No es de extrañar, y por lo que hemos visto en el capítulo dedicado a su España invertebrada, que Ortega vea con buenos ojos este nuevo arte1. Como él dice, “se acerca el tiempo en que la sociedad, desde la política al arte, volverá a organizarse, según es debido, en dos órdenes o rangos: el de los hombres egregios y el de los hombres vulgares”2. Y es que el Romanticismo, como culminación de un proceso de “plebeyización” de la sociedad, encumbró el “arte de masas”, arte de masas que no es más que el reflejo de la enfermedad de Europa, de su malestar, que solo puede curarse con una “salvadora escisión”.

Un arte impopular es un arte para unos pocos, que no es comprensible, ni comprendido, por la mayoría. Pero, ¿en qué consiste ese entendimiento, esa comprensión artística? Evidentemente, cuando hablamos de estética, nos referimos al goce, al disfrute en el que el observador se sumerge cuando contempla una obra artística. Y es en este momento cuando nuestro Ortega traza las diferencias entre dos tipos de goce, el estético y el de la vida cotidiana.

Cuando hablamos del goce de la cotidianeidad nos referimos al placer que obtenemos, por ejemplo, cuando compartimos momentos con nuestros hijos, cuando saciamos nuestra hambre con una sabrosa manzana, etc.
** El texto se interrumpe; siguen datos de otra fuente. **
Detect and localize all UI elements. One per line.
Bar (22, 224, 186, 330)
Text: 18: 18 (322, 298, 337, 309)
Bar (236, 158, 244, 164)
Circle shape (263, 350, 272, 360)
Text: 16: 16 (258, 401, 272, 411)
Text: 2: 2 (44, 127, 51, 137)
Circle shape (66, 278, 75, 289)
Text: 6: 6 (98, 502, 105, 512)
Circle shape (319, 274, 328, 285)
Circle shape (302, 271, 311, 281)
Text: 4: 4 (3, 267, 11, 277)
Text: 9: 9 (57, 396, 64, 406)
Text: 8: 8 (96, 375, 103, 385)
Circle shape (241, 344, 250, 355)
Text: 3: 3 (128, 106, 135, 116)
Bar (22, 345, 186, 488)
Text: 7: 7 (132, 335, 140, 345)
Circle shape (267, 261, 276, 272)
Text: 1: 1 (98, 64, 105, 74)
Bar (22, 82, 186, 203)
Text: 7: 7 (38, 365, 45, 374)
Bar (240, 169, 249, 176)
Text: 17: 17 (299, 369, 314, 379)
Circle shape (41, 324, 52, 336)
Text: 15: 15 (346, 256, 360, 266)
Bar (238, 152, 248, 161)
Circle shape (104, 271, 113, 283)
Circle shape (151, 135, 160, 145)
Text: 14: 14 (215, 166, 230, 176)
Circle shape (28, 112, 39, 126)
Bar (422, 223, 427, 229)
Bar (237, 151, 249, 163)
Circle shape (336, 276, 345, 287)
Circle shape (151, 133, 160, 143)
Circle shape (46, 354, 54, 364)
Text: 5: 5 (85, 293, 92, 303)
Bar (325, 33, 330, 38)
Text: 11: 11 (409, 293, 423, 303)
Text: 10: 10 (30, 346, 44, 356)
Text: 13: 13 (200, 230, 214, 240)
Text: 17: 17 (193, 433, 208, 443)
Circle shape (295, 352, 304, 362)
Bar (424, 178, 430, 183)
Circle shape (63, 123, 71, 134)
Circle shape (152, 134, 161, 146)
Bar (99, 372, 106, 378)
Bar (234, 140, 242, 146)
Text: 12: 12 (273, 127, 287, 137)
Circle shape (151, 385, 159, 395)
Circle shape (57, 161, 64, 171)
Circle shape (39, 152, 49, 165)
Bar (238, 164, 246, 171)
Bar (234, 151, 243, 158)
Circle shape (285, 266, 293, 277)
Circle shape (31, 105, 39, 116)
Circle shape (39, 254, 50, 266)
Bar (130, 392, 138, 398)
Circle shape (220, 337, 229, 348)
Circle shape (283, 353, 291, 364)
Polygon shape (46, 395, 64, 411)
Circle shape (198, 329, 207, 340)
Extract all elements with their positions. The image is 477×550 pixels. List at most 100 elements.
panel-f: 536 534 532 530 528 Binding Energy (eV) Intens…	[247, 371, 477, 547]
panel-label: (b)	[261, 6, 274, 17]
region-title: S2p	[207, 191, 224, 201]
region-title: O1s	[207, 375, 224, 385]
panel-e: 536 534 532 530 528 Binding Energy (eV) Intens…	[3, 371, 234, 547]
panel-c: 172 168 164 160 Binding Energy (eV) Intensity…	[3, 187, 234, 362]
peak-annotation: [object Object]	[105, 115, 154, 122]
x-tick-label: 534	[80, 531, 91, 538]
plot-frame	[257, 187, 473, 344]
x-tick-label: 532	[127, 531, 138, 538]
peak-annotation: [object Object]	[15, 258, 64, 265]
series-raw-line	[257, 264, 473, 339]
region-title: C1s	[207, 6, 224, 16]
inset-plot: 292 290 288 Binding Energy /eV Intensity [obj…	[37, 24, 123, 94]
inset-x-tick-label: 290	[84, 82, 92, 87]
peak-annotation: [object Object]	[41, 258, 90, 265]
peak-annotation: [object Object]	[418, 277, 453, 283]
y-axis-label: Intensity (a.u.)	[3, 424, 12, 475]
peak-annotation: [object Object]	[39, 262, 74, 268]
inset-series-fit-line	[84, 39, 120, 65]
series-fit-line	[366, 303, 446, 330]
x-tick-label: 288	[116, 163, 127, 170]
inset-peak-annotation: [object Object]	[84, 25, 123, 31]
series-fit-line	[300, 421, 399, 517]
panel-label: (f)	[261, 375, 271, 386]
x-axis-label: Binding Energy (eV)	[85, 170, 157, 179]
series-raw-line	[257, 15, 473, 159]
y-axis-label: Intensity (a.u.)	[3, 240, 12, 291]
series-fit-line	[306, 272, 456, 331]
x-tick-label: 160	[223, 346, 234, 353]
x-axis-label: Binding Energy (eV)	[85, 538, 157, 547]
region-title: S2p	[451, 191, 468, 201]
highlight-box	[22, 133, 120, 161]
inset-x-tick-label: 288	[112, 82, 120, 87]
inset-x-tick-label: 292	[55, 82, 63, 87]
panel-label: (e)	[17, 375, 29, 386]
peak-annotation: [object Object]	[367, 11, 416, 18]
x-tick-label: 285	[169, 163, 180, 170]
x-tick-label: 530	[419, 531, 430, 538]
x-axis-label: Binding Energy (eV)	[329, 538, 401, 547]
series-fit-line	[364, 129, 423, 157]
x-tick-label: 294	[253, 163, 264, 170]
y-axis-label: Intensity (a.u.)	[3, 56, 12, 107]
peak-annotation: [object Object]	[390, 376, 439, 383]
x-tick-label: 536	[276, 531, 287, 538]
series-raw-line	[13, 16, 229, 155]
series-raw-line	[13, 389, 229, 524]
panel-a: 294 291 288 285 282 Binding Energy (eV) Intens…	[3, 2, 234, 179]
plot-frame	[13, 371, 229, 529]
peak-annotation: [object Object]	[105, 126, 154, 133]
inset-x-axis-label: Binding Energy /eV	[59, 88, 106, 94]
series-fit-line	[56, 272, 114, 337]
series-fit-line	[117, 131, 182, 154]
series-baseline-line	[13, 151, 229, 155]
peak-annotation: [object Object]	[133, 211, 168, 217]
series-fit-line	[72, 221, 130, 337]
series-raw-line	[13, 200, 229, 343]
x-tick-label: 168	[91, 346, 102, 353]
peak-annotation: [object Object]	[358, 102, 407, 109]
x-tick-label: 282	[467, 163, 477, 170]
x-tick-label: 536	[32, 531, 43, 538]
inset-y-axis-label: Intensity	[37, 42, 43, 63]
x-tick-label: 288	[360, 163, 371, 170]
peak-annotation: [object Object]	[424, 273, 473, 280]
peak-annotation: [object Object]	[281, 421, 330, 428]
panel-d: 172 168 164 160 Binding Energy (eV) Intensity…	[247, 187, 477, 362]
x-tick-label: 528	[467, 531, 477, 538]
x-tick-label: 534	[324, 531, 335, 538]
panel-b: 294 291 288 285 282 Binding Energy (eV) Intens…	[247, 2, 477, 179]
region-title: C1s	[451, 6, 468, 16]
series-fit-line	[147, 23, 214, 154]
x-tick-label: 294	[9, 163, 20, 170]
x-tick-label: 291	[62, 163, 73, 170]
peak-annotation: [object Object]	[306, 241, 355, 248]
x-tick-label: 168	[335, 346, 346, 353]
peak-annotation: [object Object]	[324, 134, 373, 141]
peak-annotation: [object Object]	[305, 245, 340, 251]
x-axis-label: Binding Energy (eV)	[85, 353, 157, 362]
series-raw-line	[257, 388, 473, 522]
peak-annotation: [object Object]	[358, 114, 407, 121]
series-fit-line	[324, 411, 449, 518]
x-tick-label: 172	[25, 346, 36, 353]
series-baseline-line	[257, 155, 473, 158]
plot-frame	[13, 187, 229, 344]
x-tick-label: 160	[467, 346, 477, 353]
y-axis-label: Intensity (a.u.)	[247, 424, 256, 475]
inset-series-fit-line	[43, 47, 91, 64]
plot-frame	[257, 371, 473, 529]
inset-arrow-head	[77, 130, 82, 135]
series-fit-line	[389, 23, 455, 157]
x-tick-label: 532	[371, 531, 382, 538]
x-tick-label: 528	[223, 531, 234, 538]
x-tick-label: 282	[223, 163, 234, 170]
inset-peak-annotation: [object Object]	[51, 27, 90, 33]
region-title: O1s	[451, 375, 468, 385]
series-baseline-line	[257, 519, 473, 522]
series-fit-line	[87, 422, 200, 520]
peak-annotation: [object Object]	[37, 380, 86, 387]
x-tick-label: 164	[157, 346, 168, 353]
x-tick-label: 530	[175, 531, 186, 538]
En este tipo de goce, nuestra relación con el objeto que lo provoca es directa, como el efecto del alcohol en nuestra sangre cuando nos bebemos una copa, es decir, no necesitamos acomodar nuestros sentidos, poner en marcha nuestra maquinaria intelectual, no tengo que pensar en que esos niños, con los que estoy jugando, son mis hijos, no pido ningún certificado de paternidad ni nada por el estilo. Lo que vemos es real. Por lo contrario, el goce estético supone cierto movimiento hacia la irrealidad desde la vida cotidiana. El goce estético en cierto modo necesita “deshacerse” de la realidad, de transcenderla. En cualquier caso, ese transcender no implica una huída de la realidad, no significa divisar ningún más allá, o más acá, lo que se transciende es la propia realidad humana, es decir, que se sobrepone, que se da en forma de irrealidad, en una forma artística.

Por tanto, para Ortega, el goce estético no es “una actitud espiritual diversa en esencia de la que habitualmente adopta en el resto de su vida”3. La esencia del goce estético está, pues, sobre la base de la pasiones o sentimientos profundamente humanos. Esta, podríamos decir, sería la base, la materia sobre la que se construye, se crea, emerge, una obra artística. Pero hay un elemento decisivo por el cual ese sentimiento, esas pasiones, son consideradas desde el punto de vista artístico, estético, y no desde el punto de vista real. Ortega habla de “acomodación” de nuestros aparatos sensitivos. El ojo se acomoda al cuadro, en el caso de la pintura, el oído se acomoda a los sonidos musicales, etc. Para ello necesita introducir una especie de ruptura, de límite en la propia obra de arte. Ese límite, en el caso de la pintura, es el cuadro, y en el caso de la música orquestal es el escenario, el auditorio. Este elemento material lleva a cabo ese salto ontológico, el paso de la realidad a la irrealidad, es decir, el salto de considerar lo que hay dentro del cuadro como algo irreal, como un objeto estético, y no como expresión de algo real.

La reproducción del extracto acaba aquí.